ORLANDO, Fla. (AP) -Long in the shadows of the state’s traditional powerhouses, Central Florida has some bragging rights this week.
UCF’s rise reached a major milestone Sunday, the program’s first national ranking in The Associated Press poll at No. 25. While Florida is No. 24, Florida State and Miami are unranked.
“It’s hard to get there. It’s harder to stay there,” UCF coach George O’Leary said. “That’s the big thing and what I’ll press upon the kids.”
The Knights (7-2, 5-0) are the only team unbeaten in Conference USA this season. They vaulted into the national rankings with big wins against East Carolina and Houston and are in prime position to host the league title game.
UCF has been working to make this kind of national splash.
In the last few years alone, the university has built an on-campus football stadium, a new basketball arena and athletic facilities made to sparkle. The school also has ballooned into the second-largest university in the country with more than 56,000 students.
“It’s great not just for the program but for the school itself and for national recognition,” O’Leary said. “I’m very happy with the national ranking and very happy for the school and all the hard work that went in. And when really you look at it, it’s the commitment that the school has made to the football program.”
The hope always has been to lure top recruits away from the state’s traditional powers.
UCF got a late start, not playing its first football game until 1979 in Division III. Then known as the Golden Knights, they moved to their current status in the Football Bowl Subdivision, formerly Division I-A, in 1996.
Daunte Culpepper first put the program on the map with his awesome athleticism and mobility in the 1997 and ’98 seasons. But success was short-lived and often followed by disappointment.
The Knights were passed by for an invitation to the Big East in 2005 by rival South Florida. And when O’Leary led UCF to a 10-4 record and Conference USA title in 2007, finally seeming to put the program back in the spotlight, there were only more setbacks.
The Knights finished 4-8 in 2008 and the following spring tragedy struck when freshman receiver Ereck Plancher collapsed and died during an offseason condition workout supervised by O’Leary and his staff. The school has said trainers did everything they could to save the player’s life. The Plancher family filed a civil lawsuit that is still pending.
But the future has never looked brighter on the field.
Freshman quarterback Jeff Godfrey, Miami-Dade County’s career passing leader who was overlooked by the traditional powerhouses because of his 5-foot-11 frame, has led the Knights to an average of 41.4 points over their five-game winning streak.
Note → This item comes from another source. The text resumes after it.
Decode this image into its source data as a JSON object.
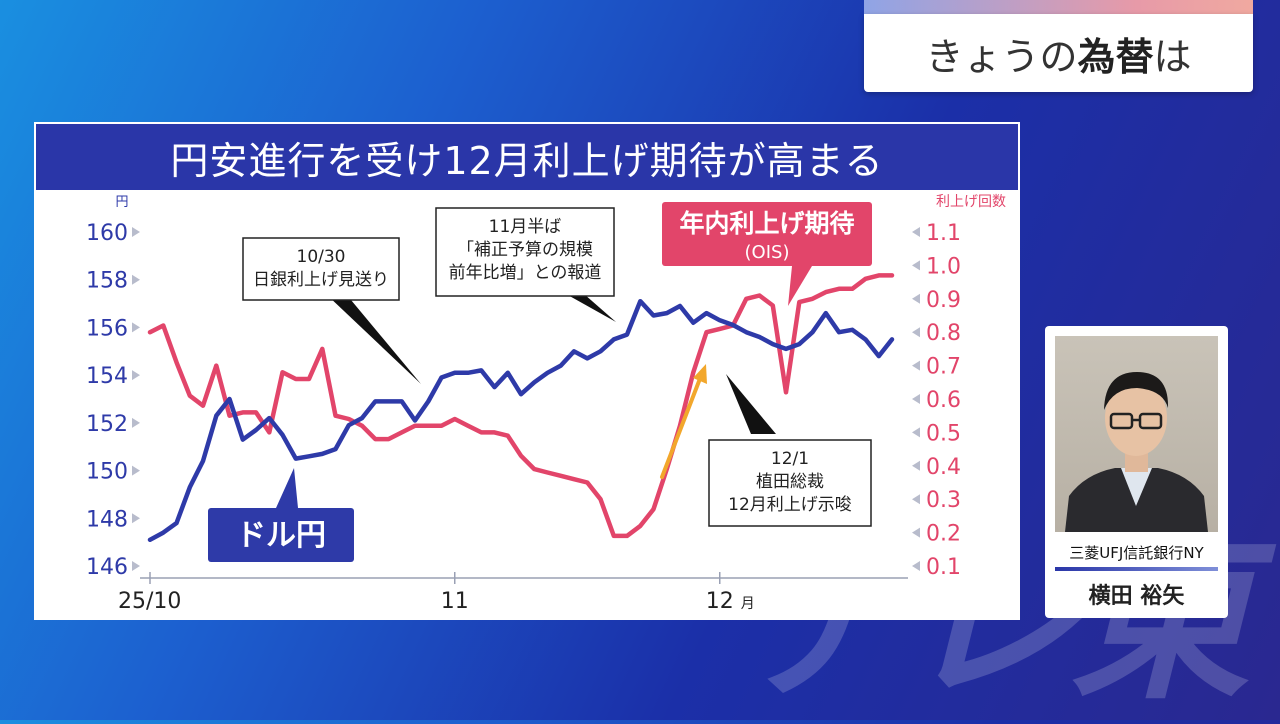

UCF lost to North Carolina State and Kansas State early in the season.
“I definitely think we deserve it,” senior defensive end Bruce Miller said of a national ranking after UCF’s 40-33 win over Houston on Friday night. “Just the games that we’ve had to play, the effort we put in, I think we definitely deserve a chance to get into that Top 25.”
The success couldn’t come at a better time, either.
Big East presidents unanimously agreed last week to expand the number of football-playing schools from eight to 10. UCF, TCU from the Mountain West Conference and Houston – another Conference USA school – are potential candidates to receive an invitation to the BCS automatic-qualifying conference.
Now the challenge becomes sustaining the success.
“You got to keep winning to stay where you need to stay,” O’Leary said. “Once you get into the Top 25, I’ve yet to see teams win and not stay there. It’s when you don’t win you get bumped.”